The epileptic performance of our refineries, only about twenty percent (20%) of the total of about six hundred and sixty-five thousand (665,000) tons demand for bitumen is gotten locally.
Nigeria has a huge infrastructural deficit. About N 1.7 trillion is needed to deliver two hundred and six (206) federal roads covering over six thousand (6,000) kilometres, an estimated deficit of about seventeen million, three hundred and seventy thousand (17,370,000) housing units, from juxtaposing the population estimate of one hundred and eighty million (180,000,000) with fertility rate of six point one percent (6.1%).
The implication of these is that the country demand for bitumen is growing, expanding and sustainable.
This report examines the financial viability of eastblishing a small scale surface bitumen mining and processing plant in Nigeria. The operation would cover the mining and processing of bitumen for use in road construction.
The plant consists of the following unit operations:
– An open-pit (or surface) mine
– A bitumen production circuit where the bitumen is separated from the solids and water
– A tailings storage facility or pond, where solids are stored and process water is recovered
– A tank farm, which holds the required inventories of product and diluent, and
– A utilities plant, which supplies steam, power and water to the facility.

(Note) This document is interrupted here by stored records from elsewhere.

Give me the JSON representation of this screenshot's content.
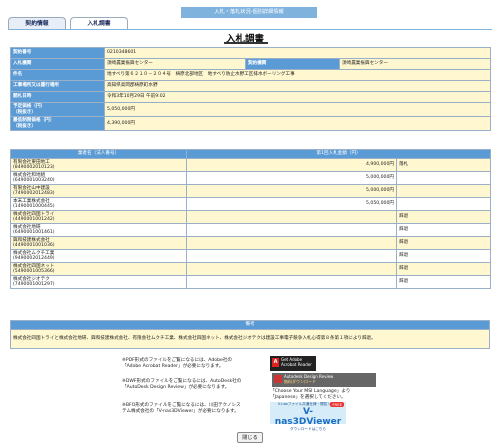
{
  "header": {
    "banner": "入札・落札状況-個別詳細情報"
  },
  "tabs": [
    {
      "label": "契約情報"
    },
    {
      "label": "入札調書"
    }
  ],
  "page_title": "入札調書",
  "info": {
    "contract_no_label": "契約番号",
    "contract_no": "0210348601",
    "bid_agency_label": "入札機関",
    "bid_agency": "須崎農業振興センター",
    "contract_agency_label": "契約機関",
    "contract_agency": "須崎農業振興センター",
    "project_label": "件名",
    "project": "地すべり第６２１０－２０４号　梼原北部地区　地すべり防止水野工区排水ボーリング工事",
    "location_label": "工事場所又は履行場所",
    "location": "高知県高岡郡梼原町水野",
    "opening_label": "開札日時",
    "opening": "令和3年10月29日 午前9:02",
    "planned_price_label": "予定価格（円）",
    "planned_price_sub": "（税抜き）",
    "planned_price": "5,050,000円",
    "min_price_label": "最低制限価格（円）",
    "min_price_sub": "（税抜き）",
    "min_price": "4,390,000円"
  },
  "bids": {
    "col_company": "業者名（法人番号）",
    "col_amount": "第1回入札金額（円）",
    "rows": [
      {
        "name": "有限会社東田地工",
        "corp": "(8490002010123)",
        "amount": "4,900,000円",
        "result": "落札"
      },
      {
        "name": "株式会社和地組",
        "corp": "(6490001003240)",
        "amount": "5,000,000円",
        "result": ""
      },
      {
        "name": "有限会社山中建設",
        "corp": "(7490002012483)",
        "amount": "5,000,000円",
        "result": ""
      },
      {
        "name": "本末工業株式会社",
        "corp": "(1490001000445)",
        "amount": "5,050,000円",
        "result": ""
      },
      {
        "name": "株式会社四国トライ",
        "corp": "(4490001001242)",
        "amount": "",
        "result": "辞退"
      },
      {
        "name": "株式会社地研",
        "corp": "(6490001001461)",
        "amount": "",
        "result": "辞退"
      },
      {
        "name": "興和技建株式会社",
        "corp": "(4490001001036)",
        "amount": "",
        "result": "辞退"
      },
      {
        "name": "株式会社ムクチ工業",
        "corp": "(9490002012449)",
        "amount": "",
        "result": "辞退"
      },
      {
        "name": "株式会社四国ネット",
        "corp": "(5490001005366)",
        "amount": "",
        "result": "辞退"
      },
      {
        "name": "株式会社ジオテク",
        "corp": "(7490001001297)",
        "amount": "",
        "result": "辞退"
      }
    ]
  },
  "remarks": {
    "label": "備考",
    "text": "株式会社四国トライと株式会社地研、興和技建株式会社、有限会社ムクチ工業、株式会社四国ネット、株式会社ジオテクは建設工事電子競争入札心得第８条第１項により辞退。"
  },
  "notes": {
    "pdf": [
      "※PDF形式のファイルをご覧になるには、Adobe社の",
      "「Adobe Acrobat Reader」が必要になります。"
    ],
    "dwf": [
      "※DWF形式のファイルをご覧になるには、AutoDesk社の",
      "「AutoDesk Design Review」が必要になります。"
    ],
    "bfo": [
      "※BFO形式のファイルをご覧になるには、川田テクノシス",
      "テム株式会社の「V-nas3DViewer」が必要になります。"
    ],
    "autodesk_extra": [
      "「Choose Your MSI Language」より",
      "「Japanese」を選択してください。"
    ]
  },
  "banners": {
    "adobe_l1": "Get Adobe",
    "adobe_l2": "Acrobat Reader",
    "adr_l1": "Autodesk Design Review",
    "adr_l2": "無料ダウンロード",
    "v3d_small": "V-nasファイル共通仕様・閲覧ソフト",
    "v3d_big": "V-nas3DViewer",
    "v3d_dl": "ダウンロードはこちら",
    "v3d_free": "FREE"
  },
  "close_button": "閉じる"
}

Once the mined oil sands are hauled to the processing plant, bitumen is separated from solids and water within the Bitumen Production facility, which consists of three (3) basic steps:
– Ore Preparation: Hot/warm water is added to the oil sands producing a slurry that can be pumped to the processing plant. This slurry is roughly forty percent (40%) water, eight percent (8%) bitumen and over fifty percent (50%) solids by weight.
– Bitumen Extraction: Bitumen is gravity separated from the coarse solids (mostly silica sand) producing an intermediate bitumen froth product.
– Froth Treatment: Solvent or diluent is added to the bitumen froth, reducing the bitumen viscosity and allowing for removal of remaining water and fine solids. The bitumen froth product produced in extraction contains about sixty percent (60%) bitumen, thirty percent (30%) water and ten percent (10%) fine solids by weight.
The investor would use mechanized method of mining to produce fifty-two thousand, five hundred (52,500) tons of oilsand/tar sand per month with a minimum of seven percent (7%) bitument content and process the oilsand/tar sand using gravity seperation cells.
The capacity of the proposed flothing plant is one hundred and twenty (120) tons per day and the plant would operate for three (3) shifts of eight (8) hours shift per day working for three hundred (300) days per annum.